Smax=2; Smin=1; # STDevs range away from mean that will cause a trigger to lower N.

# TS limit to protect against timestamp manipulation & errors. 
if (timestamps_are_provably_correct == "yes" ) { TSL= 10; }   # similar to bitcoin
# next line stops miner w/ 50% forward stamps from lowering  D>20% if N1 is low. 
# steady steady D from miner with X% of network hash less than 50% who who always
# forward timestamping to the max is: SS D= correct D x [1 -(1 - 1/(1+TSL/N1) ) * X]
# Miner with X>50% can drop D to zero w/ forward timestamps at the following rate:
# next D=previous D x  [1/(1+TSL/N1)]^(2X-1)

else { TSL=10 if N1>12 else TSL = N1-1; }

# The following are fail-safes for low N when timestamps have errors.
# Bringing them closer to 1.0 as in other diff algos reduces hash attack protection. 
#  Not letting them be symmetrical may have problems. Example:
# Using maxDec < 1/maxInc allows +6xT timestamp manipulation to drop D faster than -5xT
# subsequent corrections from honest timestamp can bring it back up.
# Bringing them closer to 1 is similar to increasing N and narrowing the timestamp limits,
# but these values should be far enough away from 1 to let low N & TS limits do their job.

maxInc=  2; # max Diff increase per block 
maxDec= 1/maxInc;  # retains symmetry to prevent hacks and keep correct avg solvetime

# End setting of constants by the algorithm.

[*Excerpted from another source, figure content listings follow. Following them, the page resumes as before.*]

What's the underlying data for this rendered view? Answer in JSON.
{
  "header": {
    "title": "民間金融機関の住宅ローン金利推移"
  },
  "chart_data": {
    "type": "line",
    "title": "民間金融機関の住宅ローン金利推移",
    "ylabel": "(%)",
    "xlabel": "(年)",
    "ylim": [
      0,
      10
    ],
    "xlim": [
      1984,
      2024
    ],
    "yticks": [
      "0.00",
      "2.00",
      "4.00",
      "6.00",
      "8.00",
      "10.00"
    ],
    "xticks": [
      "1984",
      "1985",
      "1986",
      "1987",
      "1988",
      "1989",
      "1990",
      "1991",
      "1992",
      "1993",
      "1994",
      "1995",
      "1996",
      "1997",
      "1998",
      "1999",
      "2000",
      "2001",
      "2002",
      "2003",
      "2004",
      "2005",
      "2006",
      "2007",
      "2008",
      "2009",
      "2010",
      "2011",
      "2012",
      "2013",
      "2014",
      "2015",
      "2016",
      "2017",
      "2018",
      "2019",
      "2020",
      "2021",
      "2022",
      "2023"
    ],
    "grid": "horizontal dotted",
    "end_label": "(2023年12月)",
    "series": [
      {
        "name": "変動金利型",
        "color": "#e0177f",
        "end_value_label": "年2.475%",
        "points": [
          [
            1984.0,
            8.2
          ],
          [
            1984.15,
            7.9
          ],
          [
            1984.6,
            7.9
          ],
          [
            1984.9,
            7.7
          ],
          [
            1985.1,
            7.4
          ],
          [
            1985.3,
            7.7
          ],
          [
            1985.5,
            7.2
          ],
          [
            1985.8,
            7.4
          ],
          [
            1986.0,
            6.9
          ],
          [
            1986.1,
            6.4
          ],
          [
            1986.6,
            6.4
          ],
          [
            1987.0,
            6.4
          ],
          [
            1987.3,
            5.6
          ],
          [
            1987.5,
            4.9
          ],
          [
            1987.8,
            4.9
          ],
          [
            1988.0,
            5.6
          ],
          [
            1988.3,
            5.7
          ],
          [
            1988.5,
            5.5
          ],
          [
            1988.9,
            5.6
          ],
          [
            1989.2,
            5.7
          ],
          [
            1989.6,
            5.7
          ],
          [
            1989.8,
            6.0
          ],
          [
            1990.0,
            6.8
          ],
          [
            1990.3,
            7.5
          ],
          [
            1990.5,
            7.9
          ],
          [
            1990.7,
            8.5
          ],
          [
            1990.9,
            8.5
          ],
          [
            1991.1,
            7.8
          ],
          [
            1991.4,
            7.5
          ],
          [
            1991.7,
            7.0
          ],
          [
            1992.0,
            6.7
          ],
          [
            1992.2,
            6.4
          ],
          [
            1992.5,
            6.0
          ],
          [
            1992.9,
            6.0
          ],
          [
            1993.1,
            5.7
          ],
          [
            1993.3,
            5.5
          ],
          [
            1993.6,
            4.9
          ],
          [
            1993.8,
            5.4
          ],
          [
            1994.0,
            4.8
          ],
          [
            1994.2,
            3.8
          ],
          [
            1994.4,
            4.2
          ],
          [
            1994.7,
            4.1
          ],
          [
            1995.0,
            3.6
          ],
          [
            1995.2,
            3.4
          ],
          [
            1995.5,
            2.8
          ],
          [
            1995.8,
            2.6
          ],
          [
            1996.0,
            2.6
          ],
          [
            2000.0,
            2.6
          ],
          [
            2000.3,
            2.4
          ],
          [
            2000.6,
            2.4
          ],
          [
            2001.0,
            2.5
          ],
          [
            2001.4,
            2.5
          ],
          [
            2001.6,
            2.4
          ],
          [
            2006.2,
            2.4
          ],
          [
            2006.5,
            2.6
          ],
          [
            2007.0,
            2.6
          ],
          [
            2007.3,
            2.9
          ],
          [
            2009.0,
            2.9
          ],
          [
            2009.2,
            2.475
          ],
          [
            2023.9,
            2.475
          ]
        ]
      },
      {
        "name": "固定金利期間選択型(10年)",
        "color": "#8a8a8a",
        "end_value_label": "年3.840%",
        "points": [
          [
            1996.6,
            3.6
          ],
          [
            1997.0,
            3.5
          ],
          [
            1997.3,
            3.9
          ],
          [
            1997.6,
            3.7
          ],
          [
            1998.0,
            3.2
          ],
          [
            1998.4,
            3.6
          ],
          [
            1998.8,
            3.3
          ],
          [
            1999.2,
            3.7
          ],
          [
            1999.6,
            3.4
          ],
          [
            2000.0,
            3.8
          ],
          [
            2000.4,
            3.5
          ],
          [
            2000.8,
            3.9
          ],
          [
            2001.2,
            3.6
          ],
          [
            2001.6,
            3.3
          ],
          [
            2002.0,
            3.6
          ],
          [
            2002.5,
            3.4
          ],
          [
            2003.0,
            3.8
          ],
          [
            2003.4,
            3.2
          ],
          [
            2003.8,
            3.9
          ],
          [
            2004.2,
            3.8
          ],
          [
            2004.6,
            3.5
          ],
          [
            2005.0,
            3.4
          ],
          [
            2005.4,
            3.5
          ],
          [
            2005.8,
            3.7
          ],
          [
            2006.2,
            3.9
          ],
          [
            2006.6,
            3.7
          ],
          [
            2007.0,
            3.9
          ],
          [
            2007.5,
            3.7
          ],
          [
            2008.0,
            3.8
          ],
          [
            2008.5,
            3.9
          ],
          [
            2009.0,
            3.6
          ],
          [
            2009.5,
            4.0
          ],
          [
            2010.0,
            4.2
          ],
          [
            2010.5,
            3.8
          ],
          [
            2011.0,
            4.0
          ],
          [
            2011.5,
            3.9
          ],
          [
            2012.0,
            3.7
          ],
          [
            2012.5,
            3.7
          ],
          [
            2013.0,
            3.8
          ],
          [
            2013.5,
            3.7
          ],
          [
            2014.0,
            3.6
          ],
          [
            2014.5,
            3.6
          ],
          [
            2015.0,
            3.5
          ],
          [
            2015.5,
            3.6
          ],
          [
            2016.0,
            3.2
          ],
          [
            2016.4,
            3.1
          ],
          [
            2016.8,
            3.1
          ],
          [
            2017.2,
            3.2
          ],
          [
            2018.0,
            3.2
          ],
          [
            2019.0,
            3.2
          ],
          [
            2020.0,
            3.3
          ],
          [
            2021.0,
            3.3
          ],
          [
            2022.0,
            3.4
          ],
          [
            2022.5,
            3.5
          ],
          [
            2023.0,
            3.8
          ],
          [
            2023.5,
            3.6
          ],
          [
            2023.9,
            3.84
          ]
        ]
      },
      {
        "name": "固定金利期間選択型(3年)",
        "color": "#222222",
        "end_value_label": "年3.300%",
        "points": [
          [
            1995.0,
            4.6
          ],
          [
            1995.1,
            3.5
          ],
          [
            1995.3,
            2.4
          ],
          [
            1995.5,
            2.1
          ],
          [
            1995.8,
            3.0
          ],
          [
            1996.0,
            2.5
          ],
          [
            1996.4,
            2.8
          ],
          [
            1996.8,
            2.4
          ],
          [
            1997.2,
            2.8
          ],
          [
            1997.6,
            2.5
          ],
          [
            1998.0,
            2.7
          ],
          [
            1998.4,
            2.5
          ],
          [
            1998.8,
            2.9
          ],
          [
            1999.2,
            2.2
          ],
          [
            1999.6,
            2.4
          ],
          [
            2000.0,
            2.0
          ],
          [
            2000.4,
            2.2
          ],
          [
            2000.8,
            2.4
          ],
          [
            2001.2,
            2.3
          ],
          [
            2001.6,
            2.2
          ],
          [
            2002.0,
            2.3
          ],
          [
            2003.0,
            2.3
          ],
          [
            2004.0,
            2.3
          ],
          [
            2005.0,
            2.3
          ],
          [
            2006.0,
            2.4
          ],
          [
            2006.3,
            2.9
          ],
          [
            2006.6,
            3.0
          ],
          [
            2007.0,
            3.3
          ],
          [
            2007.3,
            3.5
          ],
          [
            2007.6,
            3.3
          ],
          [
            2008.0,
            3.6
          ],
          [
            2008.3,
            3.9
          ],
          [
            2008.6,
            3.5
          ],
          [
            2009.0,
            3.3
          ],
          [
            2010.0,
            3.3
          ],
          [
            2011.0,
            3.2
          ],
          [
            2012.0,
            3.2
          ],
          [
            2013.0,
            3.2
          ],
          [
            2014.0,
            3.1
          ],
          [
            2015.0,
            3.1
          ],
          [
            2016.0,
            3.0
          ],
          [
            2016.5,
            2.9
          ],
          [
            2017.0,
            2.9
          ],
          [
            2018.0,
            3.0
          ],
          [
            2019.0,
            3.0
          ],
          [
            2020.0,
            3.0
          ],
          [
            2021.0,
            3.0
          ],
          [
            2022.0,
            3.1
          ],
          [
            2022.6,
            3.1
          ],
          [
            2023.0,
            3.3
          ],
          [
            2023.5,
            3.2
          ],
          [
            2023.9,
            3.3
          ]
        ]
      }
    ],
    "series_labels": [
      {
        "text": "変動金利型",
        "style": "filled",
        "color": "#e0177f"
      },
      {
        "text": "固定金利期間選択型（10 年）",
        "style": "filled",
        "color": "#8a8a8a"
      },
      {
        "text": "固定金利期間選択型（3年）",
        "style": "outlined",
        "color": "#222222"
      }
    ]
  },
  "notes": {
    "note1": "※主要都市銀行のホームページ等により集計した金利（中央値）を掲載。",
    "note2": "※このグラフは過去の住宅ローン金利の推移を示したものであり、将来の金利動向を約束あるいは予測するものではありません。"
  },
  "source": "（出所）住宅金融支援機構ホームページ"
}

# definition: TS=timestamp

#  Begin actual algorithm

# Protect against TS errors by limiting how much current TS can differ from previous TS.
# This potentially slows how fast D can lower after a hash attack. The -1 is for complex reasons.

current_TS=previous_TS + TSL*T if current_TS > previous_TS + TSL*T;
current_TS=previous_TS - (TSL-1)*T if current_TS < previous_TS - (TSL-1)*T;

if (employ_variable_averaging_window == "yes") {
     for (I=N1 to N) { # check every window that is smaller than current window.
        # create linear function: STDev decreases as I (aka N) increases to N
         STDevs = Smax-(Smax-Smin)/(2*N1 - N1)*(I-N1); 
         NE = (max(last I timestamps) - min(last I timestmaps)) / T; # expected N for this time range
         if ( abs(I - NE) > STDevs*NE**0.5 ) { N=I;  wait=I; } # This is the core statistics. It's correct.
     }
}
else { N=N1; } 

next_D = sum(last N Ds) *T / [max(last N TSs) - min(last N TSs] / (1+ln(2)/N); 
# the above is same as the following. Credit karbowanec coin for sum & max-min simplification
#  next_D = avg(last N Ds) * T / avg(last N solvetimes) / (1+ln(2)/N)

next_D = 1.2\*avg(last N Ds) if next_D<=0;  # do not let it go negative.

# Increase size of N averaging window by 1 per block if it has been >=N blocks
# since the last trigger to N. This flushes out statistical accidents and < N attacks. 
if (employ_variable_averaging_window == "yes") { 
   if (wait > 0)  { wait=wait-1; } # do not increase N yet
   else {  N=N+1;  }  # resume increasing N every block

# Do not let D rise and fall too much as a security precaution
next_D = maxInc*previous_D  if next_D/previous_D > maxInc;
next_D = maxDec*previous_D if next_D/previous_D < maxDec;

Argument that low N is best in difficulty algorithms and why dynamic averaging window is not a benefit

I can't recommend a switch from v1 to v2 (static N to dynamic N).  The smoothness gained by the higher N is not much:  surprisingly, the std dev of solve times increases only 5% from N=30 to N=8. The std dev of D goes from 0.18xD to about 0.45xD for N=30 verses N=8.  For N=8 this means 97.5% are less than D=1.96x0.45=2 times more than they should be) . Long story short (due to Poisson median being 0.693 of average): going from N=30 to N=8 means only a 47% increase in 4xT solvetimes.  The dynamic window does not capture this benefit:  those > 4xT solvetimes are exactly the statistically unlikely times that will trigger the dynamic window back to a lower N, canceling the primary benefit of it rising back up to large N.  It looks a lot smoother and nicer _**most**_ of the time when hash rate is constant, but the painful small N events are not reduced.